For a second, Akim's gaze flicks to his sister, confusion warring with disbelief. He shakes his head slowly. "Zoya? Are you both crazy?" But then he looks back at us, at the grim certainty etched on our faces, and the denial starts to crumble.
"Akim, they're lying! Both of them!" Zoya lunges toward her brother, but it's that very desperation, so unlike her usual shy demeanor, that makes him recoil, taking an involuntary step back.
"Take off your gloves," Akim commands, his voice strained, on the verge of breaking. I know he's fighting back tears.
Zoya just shakes her head, wrapping her arms around her middle protectively.
The next moment, Akim reaches out, yanking off one glove, then the other. Instead of the discolored patches or formations typical of her skin condition, we see scratches. Mostly healed, faint pink lines against her pale skin, but undeniably there. Scratches that match the timeline of the last victim found a week ago.
Tears finally spill over, tracking paths down Akim’s face as he stares at the undeniable proof. His voice choked, he asks the single, soul-destroying question, "Why?"
I expect her to refuse, to deny, but seeing her brother utterly broken seems to snap something inside her. She offers an explanation, her voice eerily calm, detached.
"I'm freeing them, Akim," she says, almost conversationally. "You both always complain you can't save enough, so I'm helping. Also," she adds, a strange lightness entering her tone, "sometimes, they cry so much. But look now," she gestures vaguely toward the unconscious boy. "They don't cry anymore. And there's this voice…in my head…it tells me I'm helping them this way."

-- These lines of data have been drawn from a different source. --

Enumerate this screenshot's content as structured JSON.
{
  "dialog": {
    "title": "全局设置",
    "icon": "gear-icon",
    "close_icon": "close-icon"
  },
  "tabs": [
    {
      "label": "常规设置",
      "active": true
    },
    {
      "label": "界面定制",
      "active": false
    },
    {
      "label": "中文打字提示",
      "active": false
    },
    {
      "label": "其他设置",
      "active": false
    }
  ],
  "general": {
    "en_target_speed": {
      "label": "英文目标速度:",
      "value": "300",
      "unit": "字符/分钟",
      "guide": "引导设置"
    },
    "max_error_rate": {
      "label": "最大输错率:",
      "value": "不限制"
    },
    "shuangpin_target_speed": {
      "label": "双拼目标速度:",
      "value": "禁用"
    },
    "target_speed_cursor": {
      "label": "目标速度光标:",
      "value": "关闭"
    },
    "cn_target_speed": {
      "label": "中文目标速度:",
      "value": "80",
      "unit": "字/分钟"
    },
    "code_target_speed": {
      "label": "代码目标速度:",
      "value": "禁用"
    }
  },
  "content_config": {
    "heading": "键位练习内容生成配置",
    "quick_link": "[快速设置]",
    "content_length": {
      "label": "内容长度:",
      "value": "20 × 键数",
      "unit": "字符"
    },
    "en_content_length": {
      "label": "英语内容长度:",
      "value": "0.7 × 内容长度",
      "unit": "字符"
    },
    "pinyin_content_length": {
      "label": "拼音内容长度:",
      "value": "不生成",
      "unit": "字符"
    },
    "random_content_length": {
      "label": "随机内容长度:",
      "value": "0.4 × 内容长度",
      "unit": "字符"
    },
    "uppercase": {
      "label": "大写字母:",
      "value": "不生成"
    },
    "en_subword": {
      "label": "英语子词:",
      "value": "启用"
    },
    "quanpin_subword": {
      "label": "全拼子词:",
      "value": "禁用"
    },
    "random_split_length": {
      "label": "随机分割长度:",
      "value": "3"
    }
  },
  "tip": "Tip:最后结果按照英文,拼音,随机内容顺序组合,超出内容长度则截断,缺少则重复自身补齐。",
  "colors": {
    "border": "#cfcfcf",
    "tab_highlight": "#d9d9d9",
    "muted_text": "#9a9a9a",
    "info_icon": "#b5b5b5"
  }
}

Akim’s hands find the wall for support, his knees buckling until he slides down, hitting the floor with a dull thud. Zoya continues talking, pacing now, spinning in slow circles, lost in her fractured reality.

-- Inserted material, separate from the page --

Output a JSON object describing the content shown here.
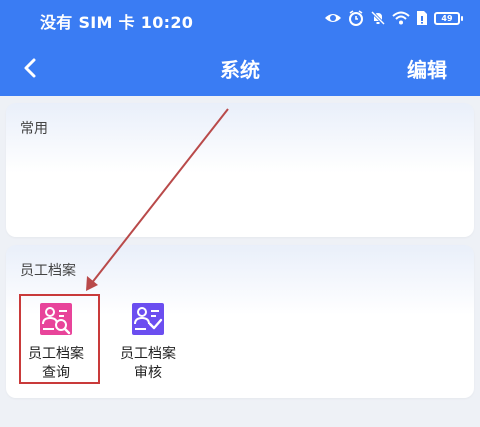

"Besides," Zoya continues, her gaze shifting suddenly, disturbingly, toward me, "he would have left, Akim. That’s why I helped you free them," she says, the word “free” now carrying a sickening double meaning, "so he wouldn't leave here.
That's why I told Aleksandr about your plans to run away with Vera all those years ago."

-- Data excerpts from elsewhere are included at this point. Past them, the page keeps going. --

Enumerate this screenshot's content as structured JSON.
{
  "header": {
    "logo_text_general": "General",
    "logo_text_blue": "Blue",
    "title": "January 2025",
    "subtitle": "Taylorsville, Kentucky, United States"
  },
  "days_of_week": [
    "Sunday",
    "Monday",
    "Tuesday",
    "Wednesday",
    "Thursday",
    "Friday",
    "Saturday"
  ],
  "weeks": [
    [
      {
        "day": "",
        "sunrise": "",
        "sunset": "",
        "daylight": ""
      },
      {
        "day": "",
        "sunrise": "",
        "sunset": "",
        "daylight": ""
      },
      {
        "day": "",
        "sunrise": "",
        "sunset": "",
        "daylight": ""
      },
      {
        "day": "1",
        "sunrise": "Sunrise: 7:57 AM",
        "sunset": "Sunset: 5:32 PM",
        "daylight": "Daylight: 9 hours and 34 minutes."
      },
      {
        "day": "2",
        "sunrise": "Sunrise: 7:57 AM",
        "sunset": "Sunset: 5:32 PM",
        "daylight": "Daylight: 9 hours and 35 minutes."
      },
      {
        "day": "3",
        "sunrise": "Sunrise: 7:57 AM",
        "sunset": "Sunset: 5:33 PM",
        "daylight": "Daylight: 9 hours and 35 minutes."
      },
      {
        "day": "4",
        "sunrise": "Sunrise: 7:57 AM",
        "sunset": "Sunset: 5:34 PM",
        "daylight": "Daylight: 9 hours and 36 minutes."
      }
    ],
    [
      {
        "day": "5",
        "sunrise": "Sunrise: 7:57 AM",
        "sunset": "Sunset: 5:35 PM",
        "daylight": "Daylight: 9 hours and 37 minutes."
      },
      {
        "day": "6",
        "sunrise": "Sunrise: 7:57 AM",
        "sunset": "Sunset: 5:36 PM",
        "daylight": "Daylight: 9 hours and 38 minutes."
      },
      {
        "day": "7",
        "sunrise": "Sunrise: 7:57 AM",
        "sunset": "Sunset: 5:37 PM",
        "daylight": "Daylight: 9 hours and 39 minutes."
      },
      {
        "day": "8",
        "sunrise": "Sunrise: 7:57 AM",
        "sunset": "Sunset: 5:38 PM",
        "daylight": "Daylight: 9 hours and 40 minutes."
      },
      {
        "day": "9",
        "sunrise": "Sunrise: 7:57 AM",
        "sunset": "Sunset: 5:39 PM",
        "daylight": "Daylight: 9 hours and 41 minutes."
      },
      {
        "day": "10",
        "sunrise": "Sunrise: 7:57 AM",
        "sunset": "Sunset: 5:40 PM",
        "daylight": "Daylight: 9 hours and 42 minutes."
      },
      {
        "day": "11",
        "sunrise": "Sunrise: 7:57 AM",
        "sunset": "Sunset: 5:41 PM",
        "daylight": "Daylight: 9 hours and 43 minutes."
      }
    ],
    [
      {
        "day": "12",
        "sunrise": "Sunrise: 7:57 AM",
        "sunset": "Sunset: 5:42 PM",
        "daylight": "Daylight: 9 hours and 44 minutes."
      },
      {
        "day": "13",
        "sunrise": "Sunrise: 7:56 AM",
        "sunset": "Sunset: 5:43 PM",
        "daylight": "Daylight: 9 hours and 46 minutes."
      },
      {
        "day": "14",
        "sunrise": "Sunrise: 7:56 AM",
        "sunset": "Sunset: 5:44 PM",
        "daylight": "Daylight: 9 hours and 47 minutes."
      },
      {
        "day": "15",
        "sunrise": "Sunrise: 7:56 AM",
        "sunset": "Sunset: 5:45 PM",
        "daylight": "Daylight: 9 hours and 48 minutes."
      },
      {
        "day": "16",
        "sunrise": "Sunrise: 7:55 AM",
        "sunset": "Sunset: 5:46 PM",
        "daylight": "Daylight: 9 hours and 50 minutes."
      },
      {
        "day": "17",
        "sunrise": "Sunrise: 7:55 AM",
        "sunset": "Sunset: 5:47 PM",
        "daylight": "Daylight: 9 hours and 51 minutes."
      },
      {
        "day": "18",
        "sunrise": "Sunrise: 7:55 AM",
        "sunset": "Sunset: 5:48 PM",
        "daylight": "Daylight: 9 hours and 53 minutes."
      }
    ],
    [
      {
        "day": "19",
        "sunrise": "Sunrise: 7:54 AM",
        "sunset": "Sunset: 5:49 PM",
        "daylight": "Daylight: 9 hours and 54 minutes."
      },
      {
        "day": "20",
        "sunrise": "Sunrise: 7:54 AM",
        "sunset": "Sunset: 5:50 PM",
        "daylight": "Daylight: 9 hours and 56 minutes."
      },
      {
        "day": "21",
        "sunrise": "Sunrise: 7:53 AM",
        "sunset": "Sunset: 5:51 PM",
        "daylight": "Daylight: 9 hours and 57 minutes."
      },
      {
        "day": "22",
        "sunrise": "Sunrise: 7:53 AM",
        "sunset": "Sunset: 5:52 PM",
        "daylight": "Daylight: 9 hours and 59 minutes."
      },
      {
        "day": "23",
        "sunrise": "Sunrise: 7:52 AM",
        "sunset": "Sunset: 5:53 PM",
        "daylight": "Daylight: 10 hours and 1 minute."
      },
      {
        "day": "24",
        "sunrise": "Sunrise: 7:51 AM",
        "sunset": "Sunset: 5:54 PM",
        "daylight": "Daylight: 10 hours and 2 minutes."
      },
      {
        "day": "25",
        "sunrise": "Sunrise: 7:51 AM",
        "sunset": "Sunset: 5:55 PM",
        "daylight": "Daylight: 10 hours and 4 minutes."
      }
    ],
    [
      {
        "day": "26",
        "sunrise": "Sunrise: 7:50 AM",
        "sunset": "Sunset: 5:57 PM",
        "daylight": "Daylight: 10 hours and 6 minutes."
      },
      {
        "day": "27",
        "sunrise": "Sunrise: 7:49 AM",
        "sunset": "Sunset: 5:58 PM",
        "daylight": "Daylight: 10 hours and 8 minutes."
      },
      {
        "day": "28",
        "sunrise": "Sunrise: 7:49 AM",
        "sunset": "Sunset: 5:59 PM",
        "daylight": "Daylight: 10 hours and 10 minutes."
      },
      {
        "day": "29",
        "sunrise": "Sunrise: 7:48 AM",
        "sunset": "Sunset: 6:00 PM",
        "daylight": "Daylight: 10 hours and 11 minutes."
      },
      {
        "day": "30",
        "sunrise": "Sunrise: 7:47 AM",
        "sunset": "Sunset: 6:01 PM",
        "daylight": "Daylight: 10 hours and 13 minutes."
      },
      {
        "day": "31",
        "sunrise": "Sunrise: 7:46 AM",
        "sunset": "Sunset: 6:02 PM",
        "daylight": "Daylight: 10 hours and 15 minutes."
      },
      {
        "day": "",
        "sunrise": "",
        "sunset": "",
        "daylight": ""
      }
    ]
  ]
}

The relief flooding her voice is grotesque, as if this twisted explanation makes perfect sense, as if her actions weren't monstrous. I know Akim understands the devastating implication buried in her confession. But as she finishes, my gaze snaps back to her, and the edges of my vision bleed red.
"What did you just say?" The words are low, barely a growl, ripped from my throat.
I see her flinch, take a stumbling step back. Her only saving grace is Akim, who gets up, standing frozen just behind me, a silent, broken statue.
"She told me you were leaving!" Zoya cries, her voice rising again, laced now with a petulant accusation, raw revulsion aimed at me. "You were going to leave us behind!"
All this time. All these years believing Vera and I were caught because I was careless, because I messed up. All this time, the guilt gnawing at me…and it was her. She took Vera’s kindness, her trust, and fed her directly to the fucking snakes.
I can’t look at her anymore. The sight of her makes me physically ill.
Julia's voice cuts through the suffocating silence, sharp with dawning realization. "You sent Gregory to my room when Max was gone," she states, not a question. "That’s why he looked at Akim when Max asked who was responsible. Not because Akim sent him. You did."
My head whips toward Zoya, a desperate, irrational hope flickering.Please, tell me this isn’t true.
But she just lifts her chin, glaring defiantly at Julia, and spits, "You came here and ruined everything! You think I didn’t see how he looks at you? He would have left for you!"